Synthesis of Communication Schedules for TTEthernet-Based Mixed-Criticality Systems

In this paper we are interested in safety-critical distributed systems, composed of heterogeneous processing elements interconnected using the TTEthernet protocol. We address hard real-time mixed-criticality applications, which may have different criticality levels, and we focus on the optimization of the communication configuration.

TTEthernet integrates three types of traffic: Time-Triggered (TT) messages, Event-Triggered (ET) messages with bounded end-to-end delay, also called Rate Constrained (RC) messages, and Best-Effort (BE) messages, for which no timing guarantees are provided. TT messages are transmitted based on static schedule tables, and have the highest priority.

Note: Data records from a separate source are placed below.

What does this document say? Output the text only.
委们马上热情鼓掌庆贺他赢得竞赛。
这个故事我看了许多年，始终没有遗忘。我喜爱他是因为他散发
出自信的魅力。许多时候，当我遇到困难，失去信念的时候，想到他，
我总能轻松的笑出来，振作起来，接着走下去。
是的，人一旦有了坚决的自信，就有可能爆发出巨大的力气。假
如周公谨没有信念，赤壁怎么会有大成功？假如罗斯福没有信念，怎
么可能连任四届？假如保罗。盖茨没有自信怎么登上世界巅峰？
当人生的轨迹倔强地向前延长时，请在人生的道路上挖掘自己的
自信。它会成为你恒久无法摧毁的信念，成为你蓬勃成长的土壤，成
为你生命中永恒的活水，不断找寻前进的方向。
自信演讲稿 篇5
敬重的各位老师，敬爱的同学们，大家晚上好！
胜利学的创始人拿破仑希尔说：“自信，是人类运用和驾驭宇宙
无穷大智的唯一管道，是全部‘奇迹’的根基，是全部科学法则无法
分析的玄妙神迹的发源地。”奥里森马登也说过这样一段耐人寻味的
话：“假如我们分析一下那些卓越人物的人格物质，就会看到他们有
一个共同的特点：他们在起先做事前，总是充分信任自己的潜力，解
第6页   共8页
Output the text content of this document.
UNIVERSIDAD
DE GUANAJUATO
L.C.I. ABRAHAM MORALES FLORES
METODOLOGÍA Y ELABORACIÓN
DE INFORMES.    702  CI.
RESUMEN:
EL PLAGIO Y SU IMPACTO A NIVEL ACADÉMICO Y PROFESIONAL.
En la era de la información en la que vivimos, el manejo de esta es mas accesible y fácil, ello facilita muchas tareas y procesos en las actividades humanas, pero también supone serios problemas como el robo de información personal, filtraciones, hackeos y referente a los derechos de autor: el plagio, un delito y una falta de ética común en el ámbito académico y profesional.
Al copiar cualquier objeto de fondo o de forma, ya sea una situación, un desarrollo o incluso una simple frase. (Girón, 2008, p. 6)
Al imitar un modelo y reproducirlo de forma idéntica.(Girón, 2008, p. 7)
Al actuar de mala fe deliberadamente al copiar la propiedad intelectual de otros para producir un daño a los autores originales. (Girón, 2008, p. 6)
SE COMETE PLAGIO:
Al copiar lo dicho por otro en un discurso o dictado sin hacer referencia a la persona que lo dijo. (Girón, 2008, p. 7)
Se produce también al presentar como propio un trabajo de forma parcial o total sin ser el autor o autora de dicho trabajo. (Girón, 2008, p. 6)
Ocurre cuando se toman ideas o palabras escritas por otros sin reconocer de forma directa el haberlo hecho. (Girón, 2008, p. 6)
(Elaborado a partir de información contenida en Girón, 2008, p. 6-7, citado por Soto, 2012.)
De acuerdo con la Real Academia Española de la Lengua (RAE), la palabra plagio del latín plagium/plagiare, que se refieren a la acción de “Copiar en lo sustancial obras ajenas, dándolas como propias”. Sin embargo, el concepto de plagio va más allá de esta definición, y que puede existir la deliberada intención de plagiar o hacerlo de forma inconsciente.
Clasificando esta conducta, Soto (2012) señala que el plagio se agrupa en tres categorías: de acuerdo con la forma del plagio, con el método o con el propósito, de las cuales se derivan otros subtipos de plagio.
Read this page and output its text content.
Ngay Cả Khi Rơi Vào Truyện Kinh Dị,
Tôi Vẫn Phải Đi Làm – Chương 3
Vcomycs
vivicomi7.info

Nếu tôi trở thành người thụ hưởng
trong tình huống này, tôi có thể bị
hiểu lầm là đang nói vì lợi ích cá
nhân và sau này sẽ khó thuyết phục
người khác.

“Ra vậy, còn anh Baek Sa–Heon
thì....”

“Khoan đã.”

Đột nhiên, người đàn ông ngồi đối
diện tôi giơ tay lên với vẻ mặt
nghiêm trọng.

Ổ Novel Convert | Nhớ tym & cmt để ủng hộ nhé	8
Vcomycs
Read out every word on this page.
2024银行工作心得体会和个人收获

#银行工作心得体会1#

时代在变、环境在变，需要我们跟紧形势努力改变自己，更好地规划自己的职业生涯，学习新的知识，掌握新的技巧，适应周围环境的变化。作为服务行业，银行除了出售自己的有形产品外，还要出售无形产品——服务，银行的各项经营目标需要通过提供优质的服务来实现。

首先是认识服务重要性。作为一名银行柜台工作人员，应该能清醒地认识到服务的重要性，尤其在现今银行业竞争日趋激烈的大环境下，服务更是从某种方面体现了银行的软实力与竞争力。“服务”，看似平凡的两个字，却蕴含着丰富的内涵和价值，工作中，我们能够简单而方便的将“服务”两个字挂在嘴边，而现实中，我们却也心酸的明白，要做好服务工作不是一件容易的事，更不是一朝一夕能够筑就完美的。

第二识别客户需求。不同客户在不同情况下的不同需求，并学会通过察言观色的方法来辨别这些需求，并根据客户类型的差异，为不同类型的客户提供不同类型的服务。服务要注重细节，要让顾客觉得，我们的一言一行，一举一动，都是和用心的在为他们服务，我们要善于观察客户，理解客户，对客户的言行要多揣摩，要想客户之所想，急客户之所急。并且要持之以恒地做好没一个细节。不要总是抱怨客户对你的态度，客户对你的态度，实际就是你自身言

RC messages are transmitted if there are no TT messages, and BE traffic has the lowest priority. TT and RC traffic can carry safety-critical messages, while BE messages are non-critical. Mixed-criticality tasks and messages can be integrated onto the same architecture only if there is enough spatial and temporal separation among them.

TTEthernet offers spatial separation for mixed-criticality messages through the concept of virtual links, and temporal separation, enforced through schedule tables for TT messages and bandwidth allocation for RC messages. Given the set of mixed-criticality messages in the system and the topology of the virtual links on which the messages are transmitted, we are interested to synthesize offline the static schedules for the TT messages, such that the deadlines for the TT and RC messages are satisfied, and the end-to-end delay of the RC traffic is minimized.

We have proposed a Tabu Search-based approach to solve this optimization problem. The proposed algorithm has been evaluated using several benchmarks.